There are so many things to consider when choosing which of these new games to play first, if at all. Price comparisons, pre-order bonuses, reviews, word-of-mouth, prospective DLC, potential price drops—these are all aspects of shopping around for new games that often make them feel like anything but. And as the number of feasible solutions to the new game problem increases, the more complicated the equation becomes.

As title after new title rolls out, it begins to feel a little like being stranded in the middle of a downpour with no umbrella. Sure, it feels good at first (especially in this heat, *blech*) but then you’re just kind of stuck in this torrential chaos. Your jeans get heavy under the weight of all that water, your shirt collar starts to sag down to your sternum and your shoes make that awful squishing sound. You scramble to seek shelter but there’s basically no escape. After a certain point, you calm down and come to realize: You’re not going to get any wetter, so pop that collar and suck it up. Sometimes you just have to let the rain fall, take a cue from Einstein and say, “Fuck it. I’m playing Oblivion.”

As with any open-world RPG like Oblivion, once you begin, there’s simply no end in sight. Anybody who has played it (or any Bethesda game for that matter) can attest to the earthworm-like resilience of the active quest log. With each mission completed, two more seem to spawn in its place. At points it literally feels like the never-ending story.

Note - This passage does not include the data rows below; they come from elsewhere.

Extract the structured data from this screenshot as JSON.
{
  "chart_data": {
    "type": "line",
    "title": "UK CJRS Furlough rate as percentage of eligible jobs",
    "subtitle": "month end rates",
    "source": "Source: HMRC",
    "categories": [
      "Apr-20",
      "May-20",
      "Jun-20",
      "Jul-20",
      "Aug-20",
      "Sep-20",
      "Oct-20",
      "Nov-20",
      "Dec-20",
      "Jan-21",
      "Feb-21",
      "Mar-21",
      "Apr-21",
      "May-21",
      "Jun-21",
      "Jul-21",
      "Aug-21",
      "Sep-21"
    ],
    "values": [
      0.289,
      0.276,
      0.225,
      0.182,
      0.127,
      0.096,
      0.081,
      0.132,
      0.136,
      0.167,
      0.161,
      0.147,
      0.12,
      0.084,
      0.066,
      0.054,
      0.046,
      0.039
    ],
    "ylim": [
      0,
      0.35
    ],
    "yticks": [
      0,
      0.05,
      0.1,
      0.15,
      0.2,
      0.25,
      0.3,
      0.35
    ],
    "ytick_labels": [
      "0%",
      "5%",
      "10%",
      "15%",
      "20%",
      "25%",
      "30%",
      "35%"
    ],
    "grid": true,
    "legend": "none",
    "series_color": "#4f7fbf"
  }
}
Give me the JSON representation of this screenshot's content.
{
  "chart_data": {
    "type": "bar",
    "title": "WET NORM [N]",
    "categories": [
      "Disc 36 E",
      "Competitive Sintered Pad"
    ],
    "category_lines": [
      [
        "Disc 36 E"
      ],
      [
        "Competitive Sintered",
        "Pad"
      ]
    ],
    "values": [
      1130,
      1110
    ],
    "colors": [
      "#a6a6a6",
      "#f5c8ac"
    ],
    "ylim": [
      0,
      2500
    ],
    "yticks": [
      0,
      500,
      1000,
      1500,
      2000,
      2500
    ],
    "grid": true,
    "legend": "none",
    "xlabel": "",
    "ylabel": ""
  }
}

Besides the main quests, there are five different guilds whose members just cannot wait to give you tons of shit to do. Better still are the multitude of minor quest-lines that do nothing to advance the main story, nor do they net you any achievements as the guild quests do. The only rationale for completing these tedious tasks is essentially to extend the length of the game and maybe work on leveling-up your hero.

But wait! There's MORE!

Specifically, DLC, which is all included in the GOTY edition. Seriously, I am up to my cuirass in unfinished quests over here, and I couldn't be happier. Needless to say, I think I’ve got my game schedule covered for the foreseeable future (or until Arkham City drops, whichever comes first).

So please, if the flood of new games is stressing you out, I invite you all to come with me, to choose not to choose, and enjoy a summer staycation in Cyrodiil. The weather’s perfect, there’s plenty to do, and you certainly get your money’s worth. I think Einstein would have dug it.